Tomplixsee

**Name of the Vulnerable Software and Affected Versions** Gerd Tentler Simple Forum version 3.2 **Description** A directory traversal issue exists, allowing remote attackers to read arbitrary files. This is achieved by using a .. (dot dot) in the `file` parameter of the thumbnail.php file. **Recommendations** For version 3.2, consider restricting access to the thumbnail.php file until a patch is available, or apply a configuration change to prevent directory traversal attacks by properly sanitizing the `file` parameter.

**Name of the Vulnerable Software and Affected Versions** Gerd Tentler Simple Forum version 3.2 **Description** The issue concerns multiple cross-site scripting (XSS) vulnerabilities. These vulnerabilities allow remote attackers to inject arbitrary web script or HTML via the `open` and `date show` parameters in the forum.php file. **Recommendations** For Gerd Tentler Simple Forum version 3.2, as a temporary workaround, consider restricting access to the forum.php file until a patch is available. Avoid using the `open` and `date show` parameters in the affected API endpoint until the issue is resolved. At the moment, there is no information about a newer version that contains a fix for this vulnerability.

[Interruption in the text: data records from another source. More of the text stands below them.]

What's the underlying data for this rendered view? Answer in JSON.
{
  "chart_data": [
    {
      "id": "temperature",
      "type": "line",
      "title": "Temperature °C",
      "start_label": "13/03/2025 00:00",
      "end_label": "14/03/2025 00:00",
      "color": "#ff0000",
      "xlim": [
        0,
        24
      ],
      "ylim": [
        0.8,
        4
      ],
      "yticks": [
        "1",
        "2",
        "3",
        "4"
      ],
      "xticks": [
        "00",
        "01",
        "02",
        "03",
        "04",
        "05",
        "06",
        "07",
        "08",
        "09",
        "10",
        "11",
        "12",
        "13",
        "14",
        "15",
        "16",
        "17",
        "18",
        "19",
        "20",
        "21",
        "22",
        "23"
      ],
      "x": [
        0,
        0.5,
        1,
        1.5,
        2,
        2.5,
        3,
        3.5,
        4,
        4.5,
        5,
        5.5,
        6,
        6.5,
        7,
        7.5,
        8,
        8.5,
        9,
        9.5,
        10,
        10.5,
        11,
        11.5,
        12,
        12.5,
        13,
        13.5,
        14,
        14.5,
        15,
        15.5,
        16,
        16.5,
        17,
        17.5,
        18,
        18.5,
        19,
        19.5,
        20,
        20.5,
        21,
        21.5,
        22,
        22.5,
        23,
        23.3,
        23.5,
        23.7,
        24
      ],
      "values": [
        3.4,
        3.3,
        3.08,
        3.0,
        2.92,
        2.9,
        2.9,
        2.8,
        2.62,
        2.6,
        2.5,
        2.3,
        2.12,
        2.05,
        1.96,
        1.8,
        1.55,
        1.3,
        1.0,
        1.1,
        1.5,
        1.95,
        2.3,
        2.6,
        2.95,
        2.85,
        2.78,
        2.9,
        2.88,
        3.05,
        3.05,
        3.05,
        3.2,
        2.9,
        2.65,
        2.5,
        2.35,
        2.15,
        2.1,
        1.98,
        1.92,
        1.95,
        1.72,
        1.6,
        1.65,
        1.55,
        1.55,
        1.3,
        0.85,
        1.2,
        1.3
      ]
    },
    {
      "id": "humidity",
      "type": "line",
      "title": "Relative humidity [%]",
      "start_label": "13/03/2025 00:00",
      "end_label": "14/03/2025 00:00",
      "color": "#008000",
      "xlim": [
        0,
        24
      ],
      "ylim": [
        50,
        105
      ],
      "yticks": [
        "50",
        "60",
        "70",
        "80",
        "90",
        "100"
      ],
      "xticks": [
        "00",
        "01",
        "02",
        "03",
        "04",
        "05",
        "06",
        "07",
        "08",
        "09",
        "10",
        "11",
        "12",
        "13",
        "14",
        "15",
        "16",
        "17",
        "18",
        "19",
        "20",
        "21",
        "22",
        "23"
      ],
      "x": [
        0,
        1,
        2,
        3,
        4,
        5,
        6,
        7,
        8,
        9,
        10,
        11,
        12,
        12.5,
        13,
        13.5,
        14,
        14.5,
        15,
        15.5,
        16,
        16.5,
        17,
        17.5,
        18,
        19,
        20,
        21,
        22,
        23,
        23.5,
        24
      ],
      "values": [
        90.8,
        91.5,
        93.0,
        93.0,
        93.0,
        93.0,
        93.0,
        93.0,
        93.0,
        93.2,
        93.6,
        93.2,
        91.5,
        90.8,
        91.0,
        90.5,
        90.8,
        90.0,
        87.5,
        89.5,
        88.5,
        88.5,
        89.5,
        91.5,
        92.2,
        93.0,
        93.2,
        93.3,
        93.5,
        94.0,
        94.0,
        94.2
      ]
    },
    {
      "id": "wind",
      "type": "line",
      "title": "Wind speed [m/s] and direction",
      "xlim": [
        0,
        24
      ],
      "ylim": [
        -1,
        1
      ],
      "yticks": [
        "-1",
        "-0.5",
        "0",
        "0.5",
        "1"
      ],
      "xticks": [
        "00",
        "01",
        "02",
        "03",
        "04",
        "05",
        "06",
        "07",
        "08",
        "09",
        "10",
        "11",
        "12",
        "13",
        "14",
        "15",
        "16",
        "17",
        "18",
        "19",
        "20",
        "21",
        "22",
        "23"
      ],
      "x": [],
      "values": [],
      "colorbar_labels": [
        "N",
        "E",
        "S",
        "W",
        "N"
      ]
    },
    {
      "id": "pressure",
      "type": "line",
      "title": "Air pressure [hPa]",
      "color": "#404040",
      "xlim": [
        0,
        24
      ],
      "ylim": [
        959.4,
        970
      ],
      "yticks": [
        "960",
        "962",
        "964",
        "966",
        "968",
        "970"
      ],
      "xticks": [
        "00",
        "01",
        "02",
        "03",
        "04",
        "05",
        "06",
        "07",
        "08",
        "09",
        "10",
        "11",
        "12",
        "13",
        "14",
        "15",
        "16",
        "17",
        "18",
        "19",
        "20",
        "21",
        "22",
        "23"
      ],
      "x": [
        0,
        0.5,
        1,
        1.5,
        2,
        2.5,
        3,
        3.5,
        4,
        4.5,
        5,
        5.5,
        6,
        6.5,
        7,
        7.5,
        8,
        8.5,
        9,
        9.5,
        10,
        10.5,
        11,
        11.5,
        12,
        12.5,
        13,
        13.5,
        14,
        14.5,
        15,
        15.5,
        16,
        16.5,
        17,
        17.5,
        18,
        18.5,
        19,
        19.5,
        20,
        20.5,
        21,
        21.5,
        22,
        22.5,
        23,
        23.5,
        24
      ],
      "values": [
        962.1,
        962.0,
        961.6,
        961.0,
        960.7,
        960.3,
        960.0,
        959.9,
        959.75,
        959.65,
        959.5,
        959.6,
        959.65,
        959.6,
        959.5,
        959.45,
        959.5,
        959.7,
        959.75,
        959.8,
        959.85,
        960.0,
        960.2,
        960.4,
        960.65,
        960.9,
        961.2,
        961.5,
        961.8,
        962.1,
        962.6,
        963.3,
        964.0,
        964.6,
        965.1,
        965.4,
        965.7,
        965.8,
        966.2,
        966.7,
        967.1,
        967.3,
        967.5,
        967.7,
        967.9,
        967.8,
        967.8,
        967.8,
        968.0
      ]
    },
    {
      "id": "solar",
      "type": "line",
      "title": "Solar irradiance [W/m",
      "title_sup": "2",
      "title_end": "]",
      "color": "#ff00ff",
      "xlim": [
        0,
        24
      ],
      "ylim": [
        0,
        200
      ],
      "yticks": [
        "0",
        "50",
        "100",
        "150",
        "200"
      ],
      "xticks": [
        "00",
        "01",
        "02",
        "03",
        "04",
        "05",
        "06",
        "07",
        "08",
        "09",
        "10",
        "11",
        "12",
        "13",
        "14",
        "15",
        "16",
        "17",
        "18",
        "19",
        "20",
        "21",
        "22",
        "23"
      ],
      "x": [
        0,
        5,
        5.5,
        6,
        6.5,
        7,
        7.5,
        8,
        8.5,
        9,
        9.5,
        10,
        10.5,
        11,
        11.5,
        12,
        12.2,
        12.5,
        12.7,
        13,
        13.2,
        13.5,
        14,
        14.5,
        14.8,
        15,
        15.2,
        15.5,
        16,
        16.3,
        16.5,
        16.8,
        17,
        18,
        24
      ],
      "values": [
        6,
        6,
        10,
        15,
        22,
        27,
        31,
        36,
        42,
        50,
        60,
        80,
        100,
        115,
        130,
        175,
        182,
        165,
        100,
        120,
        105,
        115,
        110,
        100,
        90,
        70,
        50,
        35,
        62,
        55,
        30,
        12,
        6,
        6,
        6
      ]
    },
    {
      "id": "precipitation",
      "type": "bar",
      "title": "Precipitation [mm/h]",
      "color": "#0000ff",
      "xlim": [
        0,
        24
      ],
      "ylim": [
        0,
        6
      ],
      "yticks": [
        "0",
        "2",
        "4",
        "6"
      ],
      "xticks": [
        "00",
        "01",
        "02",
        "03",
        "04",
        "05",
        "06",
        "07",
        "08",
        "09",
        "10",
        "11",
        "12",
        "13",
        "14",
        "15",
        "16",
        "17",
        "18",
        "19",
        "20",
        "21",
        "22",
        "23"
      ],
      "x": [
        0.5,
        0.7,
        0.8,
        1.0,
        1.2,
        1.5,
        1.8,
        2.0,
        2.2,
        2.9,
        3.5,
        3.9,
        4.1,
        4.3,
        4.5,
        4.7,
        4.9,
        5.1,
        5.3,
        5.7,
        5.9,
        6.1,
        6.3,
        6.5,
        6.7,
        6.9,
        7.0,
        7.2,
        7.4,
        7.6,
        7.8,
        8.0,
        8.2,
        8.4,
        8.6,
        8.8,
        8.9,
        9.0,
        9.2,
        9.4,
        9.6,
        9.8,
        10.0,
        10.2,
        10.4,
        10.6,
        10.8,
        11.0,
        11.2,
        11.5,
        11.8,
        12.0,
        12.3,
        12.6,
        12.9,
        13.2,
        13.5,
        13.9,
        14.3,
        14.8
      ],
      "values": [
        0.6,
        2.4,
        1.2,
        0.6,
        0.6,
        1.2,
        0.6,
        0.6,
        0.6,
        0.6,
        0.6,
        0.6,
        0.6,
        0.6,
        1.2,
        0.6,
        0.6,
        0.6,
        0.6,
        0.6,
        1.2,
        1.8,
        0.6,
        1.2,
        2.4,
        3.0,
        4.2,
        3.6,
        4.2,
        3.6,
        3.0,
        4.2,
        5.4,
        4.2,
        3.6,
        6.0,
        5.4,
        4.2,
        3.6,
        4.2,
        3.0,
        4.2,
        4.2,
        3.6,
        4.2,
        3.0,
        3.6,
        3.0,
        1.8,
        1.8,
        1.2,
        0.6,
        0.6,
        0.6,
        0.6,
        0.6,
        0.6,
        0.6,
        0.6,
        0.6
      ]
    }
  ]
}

**Name of the Vulnerable Software and Affected Versions** aliTalk version 1.9.1.1 **Description** The issue concerns improper authentication verification in the inc/elementz.php file, allowing remote attackers to add arbitrary user accounts. This is achieved by modifying the `lilil` parameter, in conjunction with the `ubild` and `pa` parameters. **Recommendations** For aliTalk version 1.9.1.1, consider restricting access to the inc/elementz.php file until a proper fix is available, and avoid using the `lilil`, `ubild`, and `pa` parameters in a way that could facilitate unauthorized user account additions.

**Name of the Vulnerable Software and Affected Versions** aliTalk version 1.9.1.1 **Description** The issue allows remote authenticated users and attackers to execute arbitrary SQL commands. This can be achieved via several parameters, including the `mohit` parameter to "inc/receivertwo.php", the `id` parameter to "inc/usercp.php", and the `username` parameter to "admin/index.php" or "index.php". The vulnerability is related to functions in "functionz/usercp.php" and "functionz/first process.php". **Recommendations** For aliTalk version 1.9.1.1, consider disabling the `mohit`, `id`, and `username` parameters in the respective API endpoints until a patch is available. Restrict access to the "inc/receivertwo.php", "inc/usercp.php", "admin/index.php", and "index.php" files to minimize the risk of exploitation. Additionally, enabling magic quotes gpc can help mitigate the issue.

**Name of the Vulnerable Software and Affected Versions** Project Alumni version 1.0.9 **Description** A directory traversal issue exists, allowing remote attackers to include and execute arbitrary local files. This is achieved by using a .. (dot dot) in the `act` parameter. **Recommendations** For Project Alumni version 1.0.9, consider restricting access to the vulnerable `index.php` file until a patch is available. As a temporary workaround, avoid using the `act` parameter in the affected API endpoint until the issue is resolved.

**Name of the Vulnerable Software and Affected Versions** project alumni versions 1.0.9 and earlier **Description** The issue allows remote attackers to inject arbitrary web script or HTML via the `year` parameter to API endpoints such as "xml/index.php" or "view.page.inc.php", which can be reached through a view action to the top-level "index.php". This can lead to cross-site scripting (XSS) attacks. **Recommendations** For project alumni versions 1.0.9 and earlier, avoid using the `year` parameter in the affected API endpoints until the issue is resolved. As a temporary workaround, consider restricting access to the "xml/index.php" and "view.page.inc.php" endpoints to minimize the risk of exploitation.

**Name of the Vulnerable Software and Affected Versions** project alumni versions 1.0.9 and earlier **Description** The issue allows remote attackers to execute arbitrary SQL commands. This can be achieved via the `year` parameter to (1) "view.page.inc.php", which is reachable through a view action to "index.php", or (2) the `year` parameter to "news.page.inc.php", which is reachable through a news action to "index.php". **Recommendations** For project alumni versions 1.0.9 and earlier, consider restricting access to the `view.page.inc.php` and `news.page.inc.php` files until a patch is available. As a temporary workaround, avoid using the `year` parameter in the affected API endpoints.